Прошло всего шесть месяцев с тех пор, как в ответ на фаталистическое заявление Церетели о том, что нет ни одной партии, которая могла бы одна захватить власть, в ответ раздалось: «Есть». И теперь партия Ленина была во власти, а в руках Ленина оказалась взбаламученная страна: холод и голод, рушащийся старый порядок и, по словам Ленина, «новый порядок… рождается в неописуемых муках».

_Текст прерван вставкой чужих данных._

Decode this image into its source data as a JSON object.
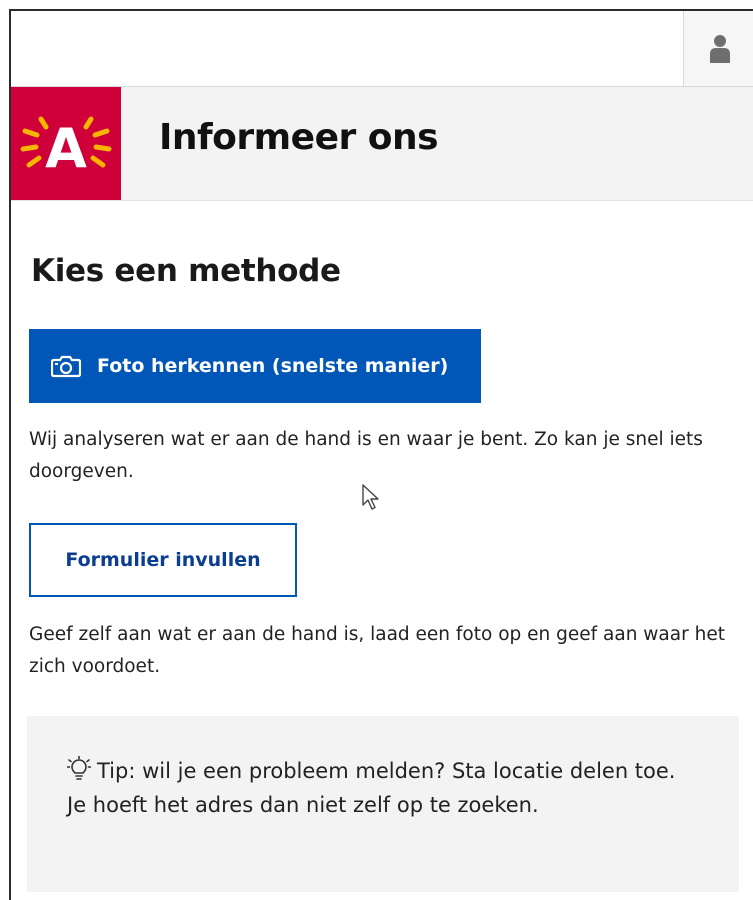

Целых шесть месяцев Ленин и его партия указывали на слабость коалиционного правительства. Временному правительству не удалось остановить спекулянтов и не допустить развала железных дорог, при нем возник в городах голод. Были нарушены обещания дать землю крестьянам, замедлился рост производства, а затем и вовсе прекратился, и самое преступное – это то, что не были удовлетворены нужды обескровленной армии и не были выполнены обязательства царя перед союзниками. А теперь, имея в руках власть, большевики должны, не дрогнув, приспособиться к жизнеспособной экономике, без капиталистов и помещиков. Но для этого никакой программы не было.
«Маркс дал рабочему классу цель, – писал B.C. Уайт в своей книге о Ленине. – Ленин дал ему партию, дорожную карту (маршрут) и инструменты для путешествия». Однако у Ленина не было готового маршрута, он и не делал вида, что маршрут у него есть. В большевистских учебниках ничего не было написано об этом. И даже в меньшевистских книгах ничего не было.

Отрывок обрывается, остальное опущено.